Pruning will get increasingly important. Yann LeCun, father of the popular convolutional neural network (CNN), said that neural-net models will only get larger, demanding more performance. However, he noted that they can be radically pruned given that the human brain supposedly uses only 2% of its maximum activations.
In a recent paper for an audience of chip designers, he called for chips that can handle extremely sparse networks. “When most units are off most of the time, it may become advantageous to make our hardware event-driven so that only the units that are activated consume resources,” he wrote.
Recurrent neural nets are most sparse and, thus, can get cut back the most using fine-grained pruning. Fifty-percent to 90% pruning may be optimal for CNNs, but chip designers will face challenges supporting the irregularities and flexibility of fine-grained pruning, said Wang of Imperial College.
Reducing both the number of weights and the precision level helps reduce memory requirements. Intel’s Xeon and many other chips already execute inference jobs using 8-bit integer data, while FPGA and embedded chips are pushing into 4-bit and even binary precision, Wang said.

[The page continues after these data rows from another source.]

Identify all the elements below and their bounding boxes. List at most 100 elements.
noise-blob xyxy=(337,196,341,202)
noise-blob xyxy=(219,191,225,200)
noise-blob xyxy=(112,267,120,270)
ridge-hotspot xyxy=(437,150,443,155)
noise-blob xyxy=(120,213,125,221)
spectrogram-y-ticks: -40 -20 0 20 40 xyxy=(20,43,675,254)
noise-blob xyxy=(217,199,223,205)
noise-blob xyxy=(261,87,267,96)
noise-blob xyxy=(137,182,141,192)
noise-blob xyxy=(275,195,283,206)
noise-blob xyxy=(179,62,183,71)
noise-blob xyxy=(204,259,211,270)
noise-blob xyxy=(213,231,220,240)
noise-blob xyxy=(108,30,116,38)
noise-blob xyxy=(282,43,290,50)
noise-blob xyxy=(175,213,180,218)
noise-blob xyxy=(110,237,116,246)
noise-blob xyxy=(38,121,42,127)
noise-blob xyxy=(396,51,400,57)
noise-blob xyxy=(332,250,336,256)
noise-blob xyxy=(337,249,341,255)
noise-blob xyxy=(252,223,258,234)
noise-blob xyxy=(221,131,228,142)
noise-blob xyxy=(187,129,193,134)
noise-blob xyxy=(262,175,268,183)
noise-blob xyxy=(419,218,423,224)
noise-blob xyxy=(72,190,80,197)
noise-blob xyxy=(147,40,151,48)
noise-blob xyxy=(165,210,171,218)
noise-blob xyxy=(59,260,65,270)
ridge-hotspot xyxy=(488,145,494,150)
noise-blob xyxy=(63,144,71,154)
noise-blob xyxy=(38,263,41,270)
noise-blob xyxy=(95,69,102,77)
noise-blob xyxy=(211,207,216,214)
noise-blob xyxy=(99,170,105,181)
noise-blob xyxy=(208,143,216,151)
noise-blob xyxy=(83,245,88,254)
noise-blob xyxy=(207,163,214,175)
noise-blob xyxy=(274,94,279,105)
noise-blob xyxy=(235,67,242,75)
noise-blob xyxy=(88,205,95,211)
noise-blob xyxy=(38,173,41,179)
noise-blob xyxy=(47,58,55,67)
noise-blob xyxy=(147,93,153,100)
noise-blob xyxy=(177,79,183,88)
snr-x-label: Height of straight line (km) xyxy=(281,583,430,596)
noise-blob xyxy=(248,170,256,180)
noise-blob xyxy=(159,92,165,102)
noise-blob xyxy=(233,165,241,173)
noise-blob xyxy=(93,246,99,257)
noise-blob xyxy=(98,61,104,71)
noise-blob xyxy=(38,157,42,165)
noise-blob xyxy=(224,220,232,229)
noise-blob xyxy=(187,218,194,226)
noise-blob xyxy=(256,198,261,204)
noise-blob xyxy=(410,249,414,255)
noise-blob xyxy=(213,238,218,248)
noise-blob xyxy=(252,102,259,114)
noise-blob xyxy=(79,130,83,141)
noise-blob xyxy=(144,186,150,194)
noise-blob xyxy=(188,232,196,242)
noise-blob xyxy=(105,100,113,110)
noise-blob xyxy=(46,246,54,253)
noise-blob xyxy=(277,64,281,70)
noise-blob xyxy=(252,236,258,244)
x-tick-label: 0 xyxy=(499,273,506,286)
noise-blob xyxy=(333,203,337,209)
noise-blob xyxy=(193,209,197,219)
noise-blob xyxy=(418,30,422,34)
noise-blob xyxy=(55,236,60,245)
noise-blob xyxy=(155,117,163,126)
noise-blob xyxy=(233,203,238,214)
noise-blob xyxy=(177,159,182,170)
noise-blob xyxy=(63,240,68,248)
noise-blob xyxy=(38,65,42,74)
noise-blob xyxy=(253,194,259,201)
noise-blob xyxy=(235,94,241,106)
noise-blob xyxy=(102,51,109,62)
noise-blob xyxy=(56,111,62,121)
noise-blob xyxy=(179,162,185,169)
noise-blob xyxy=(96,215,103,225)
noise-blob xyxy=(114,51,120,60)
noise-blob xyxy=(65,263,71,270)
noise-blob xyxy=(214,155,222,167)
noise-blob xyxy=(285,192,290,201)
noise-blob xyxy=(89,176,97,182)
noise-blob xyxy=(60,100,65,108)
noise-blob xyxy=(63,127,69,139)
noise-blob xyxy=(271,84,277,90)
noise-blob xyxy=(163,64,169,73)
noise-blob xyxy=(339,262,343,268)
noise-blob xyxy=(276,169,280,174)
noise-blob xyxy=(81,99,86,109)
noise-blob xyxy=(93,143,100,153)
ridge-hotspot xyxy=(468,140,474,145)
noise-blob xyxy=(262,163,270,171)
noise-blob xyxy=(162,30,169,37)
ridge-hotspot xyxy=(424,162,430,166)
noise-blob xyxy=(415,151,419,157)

The goal is to move processing as close to the memory as possible, avoiding off-chip accesses. Ideally, that means computing inside registers or at least in caches, he added.
In his paper, LeCun even imagined programmable registers that teamed memory and processing units.
“To endow deep-learning systems with the ability to reason, they need a short-term memory to be used as an episodic memory … such memory modules will become commonplace and very large, requiring hardware support,” he wrote.
Flexibility needed for life beyond MAC units
If you have to go off-chip, batching many requests into a few larger ones has become a popular technique. Patterson noted a recent Google paper that shines some light on a raging debate over the optimal size of batches.
“If you take care, there’s a region where you get a perfect speedup, then as you increase batch size, you see diminishing returns and then performance plateaus across many models,” Patterson said.
In his paper, LeCun warned that “we will need new hardware architectures that can function efficiently with a batch size of one … implying the end of reliance on matrix products as the lowest-level operator,” sounding a death knell to the multiply-accumulate units at the core of today’s chips.
Given its still-early days in deep learning, the most important guideline is to stay flexible, seeking a balance between programmability and performance.
“Our lesson learned was the neural nets continue to evolve … you can’t make assumptions about the dimensions of a neural net, and you want to be efficient across a wide range of them,” said Vivienne Sze, who worked on the Eyeriss chip.
FPGAs will have a role to play while deep learning evolves, requiring flexible hardware, said Wang. He is bullish on the Versal ACAP from Xilinx as a hybrid of an FPGA with hardened ASIC-like blocks.
Wang will give a glimpse of what the future may hold with a paper that he will present at an FPGA conference in late April. His so-called LUTNet research shows how a lookup table can be tailored to serve as an inference core handling fine-grained pruning without the need for maintaining an index. The result cuts in half the silicon area needed for inference, he claims.
It’s a novel idea at a time when engineers are throwing the kitchen sink at deep learning. For example, Toshiba won praise for a recent ADAS accelerator that packed four Cortex-A53 cores, two Cortex-R4s, four DSPs, and eight specialized accelerator blocks into a 94.5-mm2 chip.
As extreme as the SoC seems, it is just the start of wild things to come.
LeCun called for engineers to imagine “exotic number representation for inference on low-power hardware … Increasingly, input data will come to us in a variety of forms, beyond tensors, such as graphs annotated with tensors and symbols.”
“Generally speaking, the evolution is toward more sophisticated … dynamic network architectures that change with each new input in a data-dependent way, inputs and internal states that are not regular tensors but are graphs whose nodes and edges are annotated with numerical objects, including tensors,” he said, noting that graphs are “likely to violate the assumptions of current deep-learning hardware.”
The fun is just beginning.